Die Marktforschung zur Absicherung der Quote habe weitere praktische Folgen gehabt. So habe er etwa eine Film-Sequenz herausschneiden müssen, in der eine junge Frau einem Reisenden begegnet und flirtet. Nach seinem Reiseziel befragt, habe dieser von Auschwitz berichtet. Abrupt sei daraufhin der Flirt beendet, die Gesichtszüge der Frau seien wie erstarrt gewesen. Die Begründung, warum die Szene im Film nicht erscheinen dürfte: Kein Happy-End, keine Kontinuität der Beziehung, Auschwitz muss offenbar für das Zielpublikum nicht als attraktives Thema gegolten haben. Thomas Schadt, Leiter der Filmakademie Baden-Württemberg, spitzte zu: Redakteure gingen unter den neuen Bedingungen seriellen Produzierens vermehrt dazu über, junge Autoren brechen zu wollen, ihren Charakter zu verbiegen.

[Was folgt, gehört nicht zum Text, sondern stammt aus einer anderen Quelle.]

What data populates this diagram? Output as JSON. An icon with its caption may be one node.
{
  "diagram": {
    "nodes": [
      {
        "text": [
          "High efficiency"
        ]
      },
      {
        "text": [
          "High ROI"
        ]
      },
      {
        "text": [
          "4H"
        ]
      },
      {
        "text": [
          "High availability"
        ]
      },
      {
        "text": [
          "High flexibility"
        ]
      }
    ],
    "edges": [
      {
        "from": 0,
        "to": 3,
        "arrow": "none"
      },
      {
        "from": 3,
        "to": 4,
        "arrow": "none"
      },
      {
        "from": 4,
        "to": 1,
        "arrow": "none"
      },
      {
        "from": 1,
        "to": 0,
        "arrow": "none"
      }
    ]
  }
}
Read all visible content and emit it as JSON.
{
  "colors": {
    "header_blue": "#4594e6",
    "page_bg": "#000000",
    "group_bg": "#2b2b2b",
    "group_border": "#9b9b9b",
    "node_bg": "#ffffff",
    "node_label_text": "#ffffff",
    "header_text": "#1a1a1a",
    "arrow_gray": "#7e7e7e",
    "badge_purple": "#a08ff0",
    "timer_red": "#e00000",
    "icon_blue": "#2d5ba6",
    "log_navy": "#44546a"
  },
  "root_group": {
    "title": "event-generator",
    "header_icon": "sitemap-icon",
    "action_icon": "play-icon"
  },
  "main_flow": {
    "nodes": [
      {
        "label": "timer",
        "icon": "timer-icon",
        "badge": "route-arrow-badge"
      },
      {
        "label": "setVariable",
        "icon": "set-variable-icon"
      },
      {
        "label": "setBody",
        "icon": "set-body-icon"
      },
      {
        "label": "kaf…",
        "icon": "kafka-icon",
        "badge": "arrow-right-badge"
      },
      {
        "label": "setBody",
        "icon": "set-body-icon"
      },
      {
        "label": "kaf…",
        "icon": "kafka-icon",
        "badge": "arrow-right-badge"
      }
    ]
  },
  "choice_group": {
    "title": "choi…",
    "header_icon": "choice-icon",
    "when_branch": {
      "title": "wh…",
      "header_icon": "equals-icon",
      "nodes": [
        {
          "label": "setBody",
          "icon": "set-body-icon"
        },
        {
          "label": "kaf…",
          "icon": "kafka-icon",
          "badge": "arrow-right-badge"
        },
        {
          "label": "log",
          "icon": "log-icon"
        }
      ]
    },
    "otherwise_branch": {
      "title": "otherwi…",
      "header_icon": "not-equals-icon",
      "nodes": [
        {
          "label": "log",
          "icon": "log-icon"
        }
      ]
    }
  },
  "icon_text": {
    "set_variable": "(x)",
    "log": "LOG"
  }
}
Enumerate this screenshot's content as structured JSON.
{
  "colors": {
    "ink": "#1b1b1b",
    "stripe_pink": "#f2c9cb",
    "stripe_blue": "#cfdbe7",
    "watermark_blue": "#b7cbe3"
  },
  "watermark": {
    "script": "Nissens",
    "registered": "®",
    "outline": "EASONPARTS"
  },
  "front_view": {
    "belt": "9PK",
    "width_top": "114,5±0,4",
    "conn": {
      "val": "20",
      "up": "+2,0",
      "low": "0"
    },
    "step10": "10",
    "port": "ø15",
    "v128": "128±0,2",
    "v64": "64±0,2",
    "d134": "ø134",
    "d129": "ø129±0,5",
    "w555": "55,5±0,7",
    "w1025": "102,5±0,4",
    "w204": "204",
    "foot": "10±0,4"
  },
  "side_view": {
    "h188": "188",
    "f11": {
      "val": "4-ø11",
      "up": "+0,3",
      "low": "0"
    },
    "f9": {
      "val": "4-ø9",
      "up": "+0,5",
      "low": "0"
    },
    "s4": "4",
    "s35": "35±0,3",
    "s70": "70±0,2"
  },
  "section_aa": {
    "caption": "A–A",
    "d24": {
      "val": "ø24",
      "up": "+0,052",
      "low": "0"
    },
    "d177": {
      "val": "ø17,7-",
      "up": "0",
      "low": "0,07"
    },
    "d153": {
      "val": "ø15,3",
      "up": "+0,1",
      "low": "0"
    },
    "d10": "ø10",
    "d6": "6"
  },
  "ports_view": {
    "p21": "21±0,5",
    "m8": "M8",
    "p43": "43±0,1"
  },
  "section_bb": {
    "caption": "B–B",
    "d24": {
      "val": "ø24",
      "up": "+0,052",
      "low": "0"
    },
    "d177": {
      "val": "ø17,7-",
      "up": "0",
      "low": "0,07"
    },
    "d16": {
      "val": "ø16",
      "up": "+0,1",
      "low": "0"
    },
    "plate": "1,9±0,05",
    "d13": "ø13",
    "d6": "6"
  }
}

Rebellische Worte gegen den Quotenwahn in den Sendern, sprach Saskia Walker, Studentin der Kunsthochschule für Medien in Köln, und erntete begeisterten Applaus ihrer Kommilitoninnen und Kommilitonen: „Wird eigentlich bei der Quote miteinkalkuliert, dass der Fernsehzuschauer eventuell im Nebenraum telefoniert, während der Fernseher läuft?“, fragte die junge Filmautorin. Und redete Tacheles: Die Programmverantwortlichen vermittelten zunehmend den Eindruck, als sei das Fernsehen eine Institution, die vom Himmel gefallen und nicht mehr veränderbar sei. „Klüngelstrukturen“ herrschten, in denen sich nichts mehr bewege. Fernsehredaktionen entmutigten zunehmend junge, fortschrittliche Dokumentarfilm-Autoren, die in ihrer Ausbildung kunstvolle Filme zu kreieren lernten, verlangten ihnen Formate ab, die unter Niveau seien. Langweilig sei dies, Spaß mache es auch nicht, resümierte Walker.

Initiative „Doku-Tanic“

Es wird sich zeigen, ob zivilcouragierte Redakteure in den öffentlich-rechtlichen Sendern diesen neuen Trend zum Anlass nehmen, endlich ihrer ursprünglichen Aufgabe wieder nachkommen, den Verfassungsauftrag für Information und Kultur zu erfüllen. Nicht ab 23.00 Uhr, sondern ab 20.15 Uhr. Anzeichen dafür waren im vergangenen Jahr noch zu registrieren. Die verantwortlichen Redakteure für Dokumentarfilme hatten zur Initiative „Doku-Tanic“ aufgerufen, um dem Untergang des Genres gemeinsam etwas entgegenzusetzen. Die Initiative scheint allerdings derzeit wieder eingeschlafen. Doch einen langen Dornröschen-Schlaf kann sich keiner erlauben. Denn jene Kräfte, die auf die Quote nach dem Möllemann-Prinzip schielen, um Stammtischhoheiten zu erobern, sind im Fernsehen unaufhaltsam auf dem Vormarsch.